Você se interessa por mágica.
Eu queria falar uma coisa antes.
Pode falar.
Quero falar como foi usar biquíni pela primeira vez antes do silicone. Foi tão natural. Um biquíni bem comportado, com calcinha grandona, com um enchimento (nos seios). Minhas mamas estavam crescendo (em decorrência da terapia hormonal), mas eram pequenas. Foi tão natural, como se eu sempre tivesse usado biquíni.
Onde foi?
Na Praia da Pinheira, em Santa Catarina, com minhas amigas, que sempre me acolheram muito bem.
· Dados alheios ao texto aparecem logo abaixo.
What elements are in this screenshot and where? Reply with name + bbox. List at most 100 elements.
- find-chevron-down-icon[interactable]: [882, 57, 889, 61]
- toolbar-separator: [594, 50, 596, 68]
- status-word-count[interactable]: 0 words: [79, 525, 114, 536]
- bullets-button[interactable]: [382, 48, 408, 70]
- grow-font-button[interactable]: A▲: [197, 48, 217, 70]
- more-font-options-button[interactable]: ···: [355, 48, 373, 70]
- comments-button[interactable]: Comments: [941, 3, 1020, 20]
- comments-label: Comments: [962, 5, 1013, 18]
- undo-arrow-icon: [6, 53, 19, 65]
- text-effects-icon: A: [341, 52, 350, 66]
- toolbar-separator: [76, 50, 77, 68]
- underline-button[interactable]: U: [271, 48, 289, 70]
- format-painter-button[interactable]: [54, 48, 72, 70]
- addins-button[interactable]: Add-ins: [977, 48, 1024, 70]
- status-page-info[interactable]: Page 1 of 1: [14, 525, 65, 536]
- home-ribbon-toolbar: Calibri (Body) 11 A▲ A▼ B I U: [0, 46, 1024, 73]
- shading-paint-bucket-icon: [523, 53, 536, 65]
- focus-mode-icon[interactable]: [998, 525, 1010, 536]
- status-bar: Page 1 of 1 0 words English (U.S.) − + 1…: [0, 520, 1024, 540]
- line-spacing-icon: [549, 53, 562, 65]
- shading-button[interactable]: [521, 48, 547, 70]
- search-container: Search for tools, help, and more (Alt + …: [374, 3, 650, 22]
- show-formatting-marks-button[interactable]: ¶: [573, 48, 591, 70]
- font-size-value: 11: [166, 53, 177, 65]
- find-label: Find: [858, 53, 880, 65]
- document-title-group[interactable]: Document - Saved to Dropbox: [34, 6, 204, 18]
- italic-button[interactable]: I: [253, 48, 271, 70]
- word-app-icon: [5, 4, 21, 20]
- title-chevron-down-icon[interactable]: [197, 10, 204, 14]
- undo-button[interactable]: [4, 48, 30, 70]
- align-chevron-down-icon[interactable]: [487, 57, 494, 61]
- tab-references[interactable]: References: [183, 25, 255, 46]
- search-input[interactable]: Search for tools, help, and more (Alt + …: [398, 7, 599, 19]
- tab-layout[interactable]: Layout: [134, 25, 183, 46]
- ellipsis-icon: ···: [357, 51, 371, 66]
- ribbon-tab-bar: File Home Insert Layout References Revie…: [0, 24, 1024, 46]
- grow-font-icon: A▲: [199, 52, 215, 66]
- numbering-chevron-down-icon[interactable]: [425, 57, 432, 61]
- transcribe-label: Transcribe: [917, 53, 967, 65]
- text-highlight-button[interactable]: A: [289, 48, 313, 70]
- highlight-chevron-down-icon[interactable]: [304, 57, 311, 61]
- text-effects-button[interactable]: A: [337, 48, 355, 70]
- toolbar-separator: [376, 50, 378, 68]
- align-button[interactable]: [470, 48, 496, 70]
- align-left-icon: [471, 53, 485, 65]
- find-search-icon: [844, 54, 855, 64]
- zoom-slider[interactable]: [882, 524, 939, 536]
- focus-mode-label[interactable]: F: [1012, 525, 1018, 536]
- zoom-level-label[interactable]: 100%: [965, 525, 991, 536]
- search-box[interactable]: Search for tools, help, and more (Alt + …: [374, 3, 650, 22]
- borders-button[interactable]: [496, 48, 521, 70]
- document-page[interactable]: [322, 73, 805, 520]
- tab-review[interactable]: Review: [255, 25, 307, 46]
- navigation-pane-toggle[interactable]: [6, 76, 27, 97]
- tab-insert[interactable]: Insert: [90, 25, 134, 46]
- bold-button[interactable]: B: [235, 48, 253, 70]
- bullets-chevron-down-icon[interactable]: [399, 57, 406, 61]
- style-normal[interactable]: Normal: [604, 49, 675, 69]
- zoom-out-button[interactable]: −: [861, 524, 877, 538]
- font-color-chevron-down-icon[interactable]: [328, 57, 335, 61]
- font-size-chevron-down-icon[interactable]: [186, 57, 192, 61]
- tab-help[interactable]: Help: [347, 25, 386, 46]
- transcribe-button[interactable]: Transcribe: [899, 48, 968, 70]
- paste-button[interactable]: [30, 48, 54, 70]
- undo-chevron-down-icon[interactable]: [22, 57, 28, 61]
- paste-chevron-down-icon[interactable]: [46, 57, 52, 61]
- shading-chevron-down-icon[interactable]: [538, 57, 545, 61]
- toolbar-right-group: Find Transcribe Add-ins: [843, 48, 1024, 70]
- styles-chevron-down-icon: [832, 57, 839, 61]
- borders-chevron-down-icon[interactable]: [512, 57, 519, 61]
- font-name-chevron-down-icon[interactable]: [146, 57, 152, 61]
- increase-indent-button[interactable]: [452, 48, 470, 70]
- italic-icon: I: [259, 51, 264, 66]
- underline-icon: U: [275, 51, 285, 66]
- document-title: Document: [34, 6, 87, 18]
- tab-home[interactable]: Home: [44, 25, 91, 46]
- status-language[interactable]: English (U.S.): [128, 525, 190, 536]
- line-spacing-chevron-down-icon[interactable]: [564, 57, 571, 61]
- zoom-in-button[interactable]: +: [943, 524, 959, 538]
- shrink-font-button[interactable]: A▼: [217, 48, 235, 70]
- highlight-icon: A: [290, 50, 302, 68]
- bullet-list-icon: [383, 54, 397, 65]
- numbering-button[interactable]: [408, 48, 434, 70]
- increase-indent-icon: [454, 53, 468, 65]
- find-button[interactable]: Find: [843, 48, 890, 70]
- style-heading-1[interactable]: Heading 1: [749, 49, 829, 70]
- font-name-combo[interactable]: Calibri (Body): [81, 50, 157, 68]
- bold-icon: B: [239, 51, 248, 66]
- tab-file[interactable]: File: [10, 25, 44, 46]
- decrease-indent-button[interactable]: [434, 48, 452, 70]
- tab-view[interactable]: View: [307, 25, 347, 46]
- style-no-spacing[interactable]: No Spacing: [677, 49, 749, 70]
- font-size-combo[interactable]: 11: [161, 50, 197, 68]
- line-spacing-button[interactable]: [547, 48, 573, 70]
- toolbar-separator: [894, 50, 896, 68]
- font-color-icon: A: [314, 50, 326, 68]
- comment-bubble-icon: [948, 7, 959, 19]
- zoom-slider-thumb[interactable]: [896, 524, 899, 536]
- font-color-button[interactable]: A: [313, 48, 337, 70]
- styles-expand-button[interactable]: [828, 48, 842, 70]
Se eu pudesse (conseguir algo em um passe de mágica), seria o respeito. O respeito é o primeiro passo para a liberdade e, às vezes, quando não temos acesso a essa liberdade, temos medo de ser livres.
E a mágica?
É um gosto antigo. Sou muito fiel à minha infância. Desde criança, gostava de mágica. A única tatuagem que tenho são essas duas borboletas (no pulso), que é essa coisa da metamorfose, da transformação. Fiz com a minha melhor amiga, ela fez comigo. A mágica tem isso da transformação, do etéreo, da revelação. Então agora essas coisas se juntaram, fazem sentido. A mágica também traz liberdade porque você pode voar, aparecem e desaparecem coisas. Hoje não se faz mais isso, mas o coelho, quando aparece na cartola, é um nascimento. Do nada, aparece uma vida ali. Tem também a ressurreição, depois que uma pessoa é cortada ao meio. Tem um número que faço com duas pessoas não binárias e um lenço preto que se transforma nas cores do orgulho (gay). Elas criam vida. Vejo, como professora, que a mágica tem algo educativo também, de fazer as pessoas não apenas se espantarem, mas também pensarem.
Se você pudesse conseguir algo em um passe de mágica, o que seria?
Que ótima pergunta. Se eu pudesse, seria o respeito. O respeito sendo algo compartilhado por todas as pessoas. Respeitar a diferença, respeitar os pontos de vista distintos dos seus. Acho que o respeito é o primeiro passo para a liberdade e, às vezes, quando não temos acesso a essa liberdade, temos medo de ser livres. Passei 50 anos com medo de ser livre. Aquele passarinho que está na gaiola a vida toda, quando você abre a gaiola, ele não vai embora. Ele fica ali dentro. Ou quando você cuida de um animal que foi capturado machucado, você abre a porta e, às vezes, ele não quer ir embora, tem medo. Acho que seria esse o passe de mágica: o respeito.